18 En als een man bij een vrouw, die haar krankheid heeft, zal gelegen en haar schaamte ontdekt, haar fontein ontbloot, en zij zelve de fontein haars bloeds ontdekt zal hebben, zo zullen zij beiden uit het midden huns volks uitgeroeid worden.
The man also that lyeth with a woman hauing her disease, and vncouereth her shame, and openeth her fountaine, and she open the foutaine of her blood, they shall bee euen both cut off from among their people.
19 Daartoe zult gij de schaamte van de zuster uwer moeder, en van de zuster uws vaders niet ontdekken; dewijl hij zijn nabestaande ontbloot heeft, zullen zij hun ongerechtigheid dragen.
Moreouer thou shalt not vncouer the shame of thy mothers sister, nor of thy fathers sister: because he hath vncouered his kin, they shall beare their iniquitie.
20 Als ook een man bij zijn moei zal gelegen hebben, hij heeft de schaamte zijns ooms ontdekt; zij zullen hun zonde dragen; zonder kinderen zullen zij sterven.
Likewise the man that lyeth with his fathers brothers wife, and vncouereth his vncles shame: they shall beare their iniquitie, and shall die childlesse.
21 En wanneer een man zijns broeders huisvrouw zal genomen hebben, het is onreinigheid; hij heeft de schaamte zijns broeders ontdekt; zij zullen zonder kinderen zijn.
So the man that taketh his brothers wife, committeth filthines, because he hath vncouered his brothers shame: they shalbe childles.
22 Onderhoudt dan al Mijn inzettingen en al Mijn rechten, en doet dezelve; opdat u dat land, waarheen Ik u brenge, om daarin te wonen, niet uitspuwe.
Ye shall keepe therefore all mine ordinances and all my iudgements, and doe them, that the land, whither I bring you to dwel therein, spue you not out.
23 En wandelt niet in de inzettingen des volks, hetwelk Ik voor uw aangezicht uitwerp; want al deze dingen hebben zij gedaan; daarom ben Ik op hen verdrietig geworden.

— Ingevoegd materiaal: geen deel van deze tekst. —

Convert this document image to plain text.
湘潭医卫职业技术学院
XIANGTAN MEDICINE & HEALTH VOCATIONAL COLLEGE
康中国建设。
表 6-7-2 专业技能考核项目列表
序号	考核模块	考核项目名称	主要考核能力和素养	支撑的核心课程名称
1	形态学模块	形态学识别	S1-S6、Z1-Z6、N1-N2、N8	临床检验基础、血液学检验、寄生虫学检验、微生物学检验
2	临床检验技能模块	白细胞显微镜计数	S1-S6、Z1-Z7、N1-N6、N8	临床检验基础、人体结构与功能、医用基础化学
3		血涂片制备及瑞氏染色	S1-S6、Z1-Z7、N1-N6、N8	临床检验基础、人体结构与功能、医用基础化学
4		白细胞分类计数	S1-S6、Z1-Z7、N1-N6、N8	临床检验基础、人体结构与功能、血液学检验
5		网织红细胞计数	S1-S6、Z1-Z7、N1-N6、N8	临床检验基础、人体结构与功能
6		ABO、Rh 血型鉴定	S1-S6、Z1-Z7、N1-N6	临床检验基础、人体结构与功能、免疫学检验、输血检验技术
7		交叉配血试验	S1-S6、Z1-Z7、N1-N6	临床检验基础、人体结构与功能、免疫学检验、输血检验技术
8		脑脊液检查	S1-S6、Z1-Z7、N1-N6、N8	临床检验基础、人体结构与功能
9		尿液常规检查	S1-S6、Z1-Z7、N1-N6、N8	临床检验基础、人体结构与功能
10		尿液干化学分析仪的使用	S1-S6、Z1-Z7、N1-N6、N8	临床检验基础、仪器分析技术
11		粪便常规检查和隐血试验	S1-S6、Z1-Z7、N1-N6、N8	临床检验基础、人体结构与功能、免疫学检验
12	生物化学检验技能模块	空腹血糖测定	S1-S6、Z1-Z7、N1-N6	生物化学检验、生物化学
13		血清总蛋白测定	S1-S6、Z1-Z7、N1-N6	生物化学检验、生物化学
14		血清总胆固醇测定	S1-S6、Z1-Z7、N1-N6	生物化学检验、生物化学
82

Wherefore ye shall not walke in the maners of this nation which I cast out before you: for they haue committed all these things, therefore I abhorred them.
24 En Ik heb u gezegd: Gij zult hun land erfelijk bezitten, en Ik zal u dat geven, opdat gij hetzelve erfelijk bezit, een land vloeiende van melk en honig; Ik ben de HEERE, uw God, Die u van de volken afgezonderd heb!
But I haue saide vnto you, ye shall inherite their land, and I will giue it vnto you to possesse it, euen a land that floweth with milke and honie: I am the Lord your God, which haue separated you from other people.
25 Daarom zult gij onderscheid maken tussen reine en onreine beesten, en tussen het onreine en reine gevogelte; en gij zult uw zielen niet verfoeilijk maken aan de beesten en aan het gevogelte, en aan al wat op den aardbodem kruipt, hetwelk Ik voor u afgezonderd heb, opdat gij het onrein houdt.
Therefore shall ye put difference betweene cleane beastes and vncleane, and betweene vncleane foules and cleane: neither shall ye defile your selues with beastes and foules, nor with any creeping thing, that ye ground bringeth forth, which I haue separated from you as vncleane.
26 En gij zult Mij heilig zijn, want Ik, de HEERE, ben heilig; en Ik heb u van de volken afgezonderd, opdat gij Mijns zoudt zijn.
Therefore shall ye be holie vnto me: for I the Lord am holy, and I haue separated you from other people, that ye shoulde be mine.
27 Als nu een man en vrouw in zich een waarzeggenden geest zal hebben, of een duivelskunstenaar zal zijn, zij zullen zekerlijk gedood worden; men zal hen met stenen stenigen; hun bloed is op hen.
And if a man or woman haue a spirite of diuination, or soothsaying in them, they shall die the death: they shall stone them to death, their blood shalbe vpon them.